Models were evaluated by the combination of diagnostic goodness-of-fit plots and statistics. Diagnostic plots included scatterplots of observed-versus-predicted concentrations, visual predictive check plots, and normalized prediction distribution error (NPDE) versus time and output plots. Statistical evaluation of observed-versus-predicted concentrations was based regression coefficient r², bias, and imprecision.
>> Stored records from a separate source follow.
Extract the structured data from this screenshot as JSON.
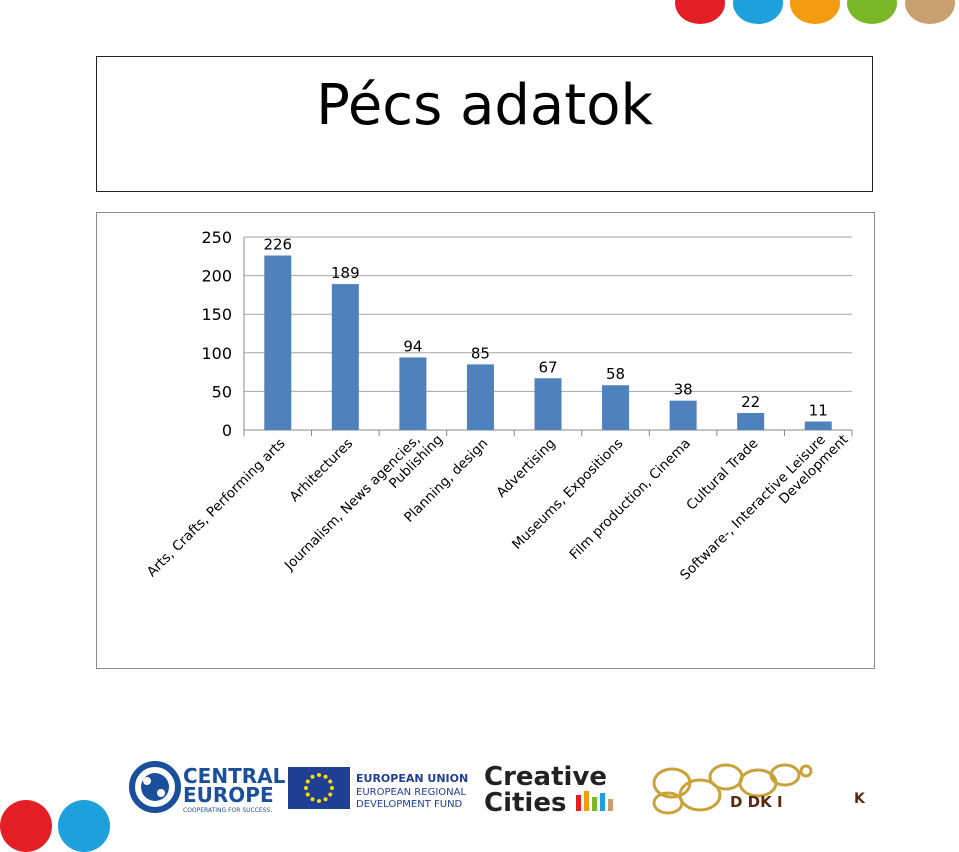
{
  "slide": {
    "title": "Pécs adatok"
  },
  "decor": {
    "dot_colors": [
      "#e31e24",
      "#1ea0dc",
      "#f39c12",
      "#7ab828",
      "#c8a06e"
    ]
  },
  "chart_data": {
    "type": "bar",
    "categories": [
      "Arts, Crafts, Performing arts",
      "Arhitectures",
      "Journalism, News agencies, Publishing",
      "Planning, design",
      "Advertising",
      "Museums, Expositions",
      "Film production, Cinema",
      "Cultural Trade",
      "Software-, Interactive Leisure Development"
    ],
    "category_lines": [
      [
        "Arts, Crafts, Performing arts"
      ],
      [
        "Arhitectures"
      ],
      [
        "Journalism, News agencies,",
        "Publishing"
      ],
      [
        "Planning, design"
      ],
      [
        "Advertising"
      ],
      [
        "Museums, Expositions"
      ],
      [
        "Film production, Cinema"
      ],
      [
        "Cultural Trade"
      ],
      [
        "Software-, Interactive Leisure",
        "Development"
      ]
    ],
    "values": [
      226,
      189,
      94,
      85,
      67,
      58,
      38,
      22,
      11
    ],
    "ylim": [
      0,
      250
    ],
    "yticks": [
      0,
      50,
      100,
      150,
      200,
      250
    ],
    "grid": true,
    "bar_color": "#4f81bd"
  },
  "logos": {
    "central_europe": {
      "line1": "CENTRAL",
      "line2": "EUROPE",
      "tagline": "COOPERATING FOR SUCCESS."
    },
    "eu": {
      "line1": "EUROPEAN UNION",
      "line2": "EUROPEAN REGIONAL",
      "line3": "DEVELOPMENT FUND"
    },
    "creative": {
      "line1": "Creative",
      "line2": "Cities"
    },
    "ddk": {
      "text": "D DK I",
      "tail": "K"
    }
  }
}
In Pmetrics, bias is defined as the mean weighted error of predicted minus observed concentrations, Σ(predicted-observed/standard deviation)/N, and imprecision is defined as the bias-adjusted, mean weighted squared error of predicted minus observed concentration, i.e., Σ[(predicted-observed)²/(standard deviation)²]/N − Σ(predicted-observed)/standard deviations/N, where N is the number of observations/predictions. In addition, statistical model evaluation was performed based on objective function values that included the log-likelihood ratio (LLR), Akaike information criterion (AIC), and Bayesian information criterion (BIC). The LLR chi-square test within Pmetrics was used for statistical comparison of nested models (P < 0.05 was considered significant).

The final model was used to perform Monte Carlo dosing simulations (n = 1,000) and to assess the probability of target attainment (PTA) and extent of accumulation for selected dosing regimens. Simulated regimens included 0.75 g, 1.5 g, and 3.0 g ceftolozane-tazobactam (2:1 ratio) administered by 1 h intermittent infusion every 8 h (q8h), by 4 h extended infusion q8h, and by continuous infusion of the total daily dose following a single loading dose (LD) given over 1 h. Additional dosing regimens simulated included a front-loaded intermittent regimen of 1.5 g q8h for 24 h followed by 0.75 g q8h and a single 3.0 g LD followed by 0.75 g q8h. For ceftolozane, the primary target for PTA assessment was 40% fT_>MIC, which is considered adequate for ∼1 log kill (21, 22). Secondary targets studied included 60% and 100% fT_>MIC. For tazobactam, on the other hand, we performed assessments against previously suggested targets of 20% fT_>1mg/liter (20% of the time above minimum effective concentration of 1 mg/liter) (15) and 50% fT_>2mg/liter (14). In addition, given that the in vitro susceptibility of beta-lactam/tazobactam combination is tested fixing the tazobactam concentration at 4 mg/liter (23), we assessed attainment of 100% fT_>4mg/liter. Prefilter patient plasma exposure was used for all PTA assessments.

CFR was estimated for ceftolozane, using the Pseudomonas aeruginosa EUCAST MIC distribution (accessed August 2019), for both empirical and directed therapy. A CFR value of ≥85% was considered acceptable. Equation 4 was used for CFR calculation as follows:

$$\text{CFR}={\displaystyle \sum }_{i=0.125}^n{\text{PTA}}_i\times F_i$$ (4)

where i is MIC category ranging from 0.125 to n, n is 64 mg/liter for empirical therapy and the EUCAST clinical breakpoint of 4 mg/liter for directed therapy, PTA_i is the PTA at each MIC category, and F_i is the fraction of the bacterial population for each MIC category.